A judge just tossed out a private antitrust suit against Amazon that mirrors allegations in the FTC's case against the company.
The order states that Plaintiffs failed to allege an antitrust injury or define a relevant antitrust market.
This suit, brought by consumers, targeted Amazon's "buy box" and attempted to argue that Amazon unlawfully tied its shipping service, FBA, to preferential placement of products in the Buy Box on Amazon’s online marketplace.
This is the second amended complaint in this case. The first complaint was also dimissed, though without prejudice.
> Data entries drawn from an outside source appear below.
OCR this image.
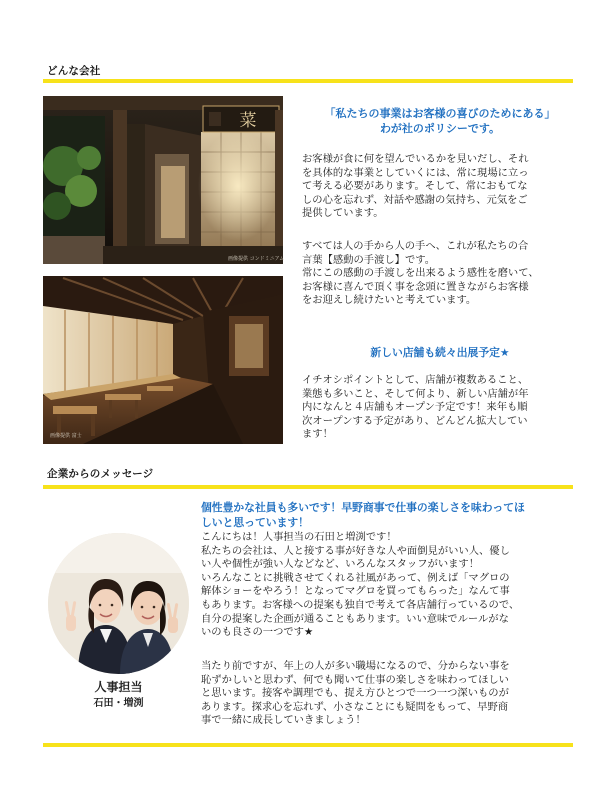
どんな会社
菜
画像提供 コンドミニアム
画像提供 富士
「私たちの事業はお客様の喜びのためにある」
わが社のポリシーです。
お客様が食に何を望んでいるかを見いだし、それ
を具体的な事業としていくには、常に現場に立っ
て考える必要があります。そして、常におもてな
しの心を忘れず、対話や感謝の気持ち、元気をご
提供しています。
すべては人の手から人の手へ、これが私たちの合
言葉【感動の手渡し】です。
常にこの感動の手渡しを出来るよう感性を磨いて、
お客様に喜んで頂く事を念頭に置きながらお客様
をお迎えし続けたいと考えています。
新しい店舗も続々出展予定★
イチオシポイントとして、店舗が複数あること、
業態も多いこと、そして何より、新しい店舗が年
内になんと４店舗もオープン予定です！来年も順
次オープンする予定があり、どんどん拡大してい
ます！
企業からのメッセージ
個性豊かな社員も多いです！早野商事で仕事の楽しさを味わってほ
しいと思っています！
こんにちは！人事担当の石田と増渕です！
私たちの会社は、人と接する事が好きな人や面倒見がいい人、優し
い人や個性が強い人などなど、いろんなスタッフがいます！
いろんなことに挑戦させてくれる社風があって、例えば「マグロの
解体ショーをやろう！となってマグロを買ってもらった」なんて事
もあります。お客様への提案も独自で考えて各店舗行っているので、
自分の提案した企画が通ることもあります。いい意味でルールがな
いのも良さの一つです★
当たり前ですが、年上の人が多い職場になるので、分からない事を
恥ずかしいと思わず、何でも聞いて仕事の楽しさを味わってほしい
と思います。接客や調理でも、捉え方ひとつで一つ一つ深いものが
あります。探求心を忘れず、小さなことにも疑問をもって、早野商
事で一緒に成長していきましょう！
人事担当
石田・増渕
This time, the court dismissed with prejudice and accepted both of Amazon's reasons to dismiss:
1. Plaintiffs didn't suffer an antitrust injury b/c their alleged harm occurred in the online retail market, not the shipping market where they allege illegally restrained competition
2. The allegations insufficiently define a market for the Buy Box
The judge rejected the tying arrangement claims and held that consumers who choose to use Amazon's shipping services are not influenced by the relationship between Amazon's fullfillment services and the existence of the Buy Box.
The judge also found that the Plaintiffs conflated the online retail market with the shipping market.
The harms they allege do not constitute as antitrust injury b/c they deal w/Amazon pricing which falls in the retail market, but their tying claims address the shipping market.
Plaintiffs failed to establish proposed antitrust markets:
Single brand mkt: “product or service in the market for favorable product placement on Amazon’s website”
Multibrand mkt: “product or service in the market for favorable product placement... on the internet more broadly”
Amazon argued that the Plaintiffs fails to “describe a plausible tying product market” for the Buy Box.
Their single “implausible” because “single brand markets are only viable ‘in the context of aftermarkets."
Single brand markets are incredibly rare and you would be hard pressed to find an antitrust case that has recognized a single brand primary market.
The court agreed that Plaintiffs failed to overcome the high burden of establishing a single brand market because they couldn't show that the Buy Box is "'so unique or so dominant in the market in which they compete' that there are no economic substitutes available to consumers."
The Plaintiffs proposed multi brand market (favorable product placement in e-commerce) was also insufficiently pled b/c the court is unable to "assess whether the relevant market definition is facially unsustainable b/c the contours of the alleged market are undefined."
The suit was dismissed with prejudice, meaning that Plaintiffs cannot further amend their complaint.
The judge held that the suit "could not be saved" and "failed to see
how Plaintiffs injury in the shipping market."
The FTC stated that this consumer case, along with others, is related to its enforcement action against Amazon and targets the same fulfillment requirements.